The pattern I have settled into:

  • Anki for atoms. English vocabulary while I was learning the language. DSA patterns during senior engineer interview prep. Anything with a clear question and answer.
  • Memset for context. The chapters of the book I am reading this month. The DSA course I worked through. My own notebooks where I summarized what I learned. Project documentation I want to keep fresh. Sometimes the Anki decks themselves, treated as a unit (Memset reminds me to spend twenty minutes on the deck this week).

The two tools share the work. Anki tells me how well I remember the atoms. Memset tells me when to look at the chapter the atoms came from. Together they cover more of what learning actually involves than either does alone.

Who should pick what

If you are choosing only one, here is the honest answer.

Pick Anki if your material is fundamentally flashcardable, you are willing to invest the setup time, and you want the most rigorous, well-studied retention algorithm available for free.

Pick Memset if you want a daily review habit on materials that are not flashcards (notes, books, courses, your own work), if you do not have hours to spend on configuration, and if the backlog spiral has killed previous attempts at consistent review.

Use both if you are building long-term retention on multiple types of material at once. There is no rule that says study tools have to be exclusive.

The fastest way to know which side of that line you fall on is to look at what you have been trying to remember for the last month. If it is mostly atoms you could write on the front of a card, Anki is your tool. If it is mostly material that does not compress, that is what Memset is built for.

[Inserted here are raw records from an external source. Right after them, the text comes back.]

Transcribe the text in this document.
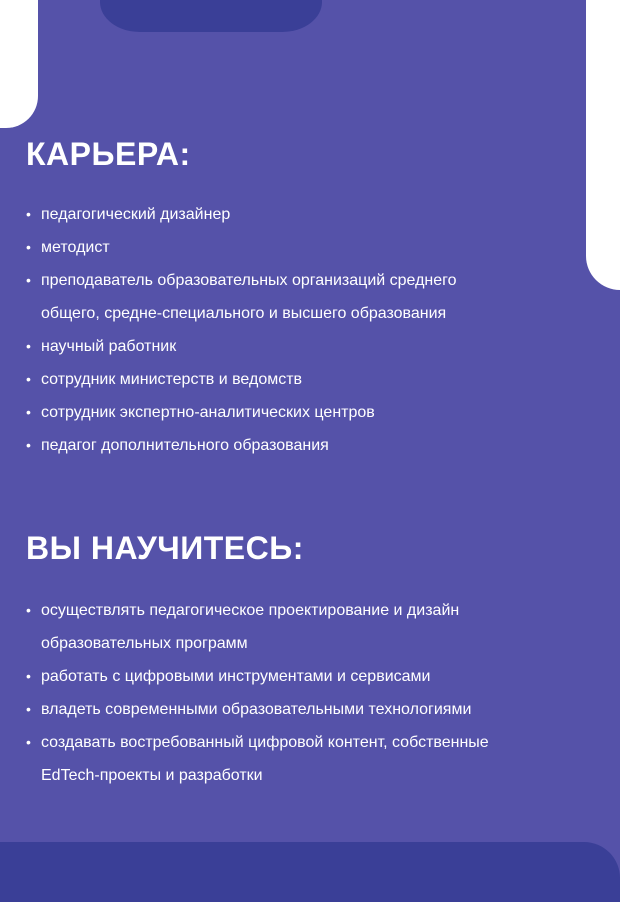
КАРЬЕРА:
• педагогический дизайнер
• методист
• преподаватель образовательных организаций среднего
общего, средне-специального и высшего образования
• научный работник
• сотрудник министерств и ведомств
• сотрудник экспертно-аналитических центров
• педагог дополнительного образования
ВЫ НАУЧИТЕСЬ:
• осуществлять педагогическое проектирование и дизайн
образовательных программ
• работать с цифровыми инструментами и сервисами
• владеть современными образовательными технологиями
• создавать востребованный цифровой контент, собственные
EdTech-проекты и разработки
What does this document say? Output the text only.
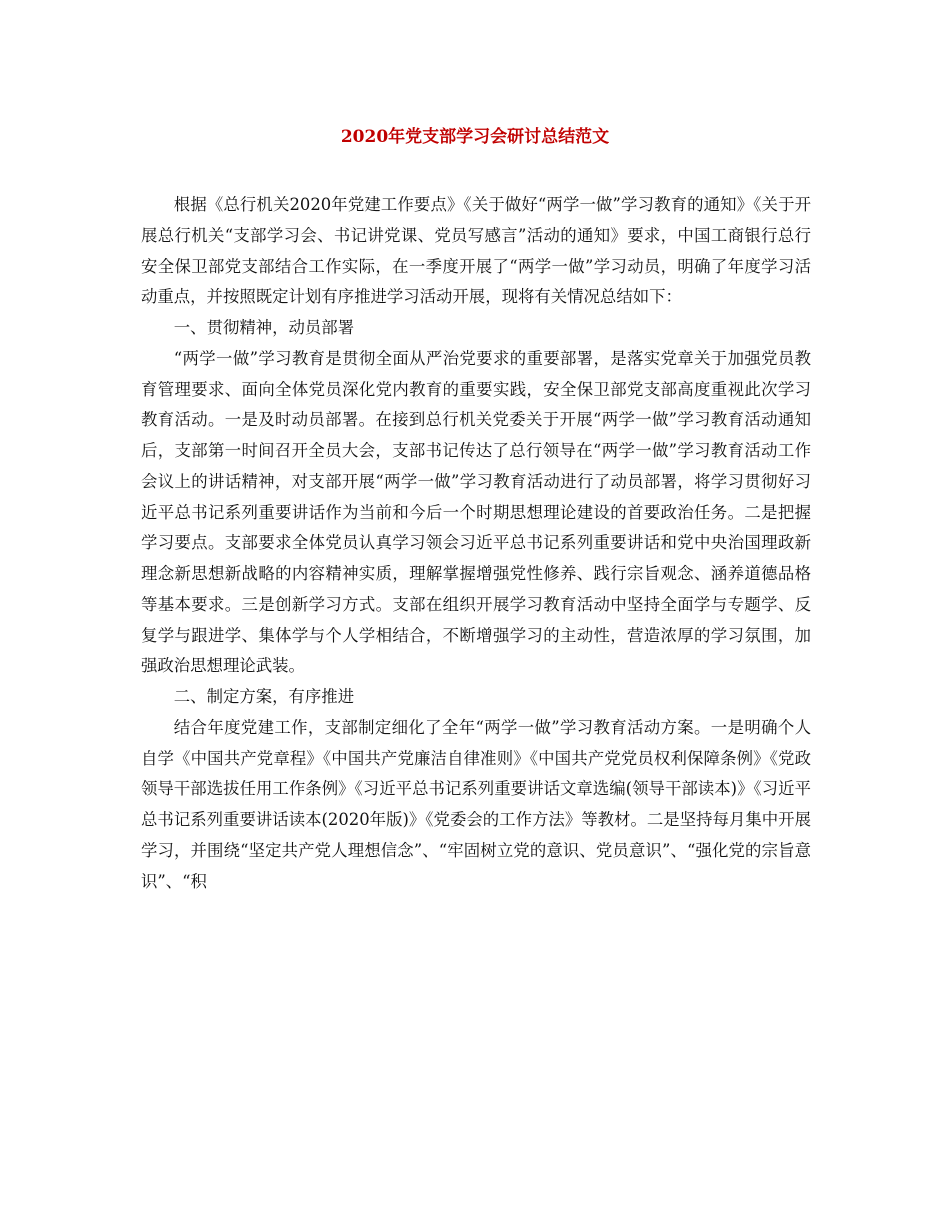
2020年党支部学习会研讨总结范文

根据《总行机关2020年党建工作要点》《关于做好“两学一做”学习教育的通知》《关于开展总行机关“支部学习会、书记讲党课、党员写感言”活动的通知》要求，中国工商银行总行安全保卫部党支部结合工作实际，在一季度开展了“两学一做”学习动员，明确了年度学习活动重点，并按照既定计划有序推进学习活动开展，现将有关情况总结如下：

一、贯彻精神，动员部署

“两学一做”学习教育是贯彻全面从严治党要求的重要部署，是落实党章关于加强党员教育管理要求、面向全体党员深化党内教育的重要实践，安全保卫部党支部高度重视此次学习教育活动。一是及时动员部署。在接到总行机关党委关于开展“两学一做”学习教育活动通知后，支部第一时间召开全员大会，支部书记传达了总行领导在“两学一做”学习教育活动工作会议上的讲话精神，对支部开展“两学一做”学习教育活动进行了动员部署，将学习贯彻好习近平总书记系列重要讲话作为当前和今后一个时期思想理论建设的首要政治任务。二是把握学习要点。支部要求全体党员认真学习领会习近平总书记系列重要讲话和党中央治国理政新理念新思想新战略的内容精神实质，理解掌握增强党性修养、践行宗旨观念、涵养道德品格等基本要求。三是创新学习方式。支部在组织开展学习教育活动中坚持全面学与专题学、反复学与跟进学、集体学与个人学相结合，不断增强学习的主动性，营造浓厚的学习氛围，加强政治思想理论武装。

二、制定方案，有序推进

结合年度党建工作，支部制定细化了全年“两学一做”学习教育活动方案。一是明确个人自学《中国共产党章程》《中国共产党廉洁自律准则》《中国共产党党员权利保障条例》《党政领导干部选拔任用工作条例》《习近平总书记系列重要讲话文章选编(领导干部读本)》《习近平总书记系列重要讲话读本(2020年版)》《党委会的工作方法》等教材。二是坚持每月集中开展学习，并围绕“坚定共产党人理想信念”、“牢固树立党的意识、党员意识”、“强化党的宗旨意识”、“积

If you want a review planner that does not take over your whole study setup, that is what Memset is for. You can have it running tonight and revisit your first reference tomorrow morning.

At a glance

Feature Memset Anki
What it tracks When you should revisit each piece of material How well you remember each flashcard
What you bring Notes, books, courses, even existing Anki decks treated as a unit Flashcards you create or import from community decks
Setup time Under one minute Thirty minutes to a few days, depending on configuration depth
Daily review cap Built in, scheduler is backlog-aware None by default, missed days create a due-card backlog
Algorithm Calendar-style scheduling, daily-limit-aware FSRS or legacy SM-2 (both shipped natively since v23.10, self-graded per card)
Platforms iOS, Android iOS (paid one-time), Android, Desktop, Web
Pricing Free tier plus paid plan for unlimited memsets Free everywhere except AnkiMobile for iOS ($24.99 one-time)
Community decks Not by design (you bring your own material) Large shared library of community-built decks

Anki is a trademark of its respective owner. Memset is independent and is not affiliated with, endorsed by, or sponsored by Anki. Comparisons reflect the author's own experience and publicly available information at the time of writing.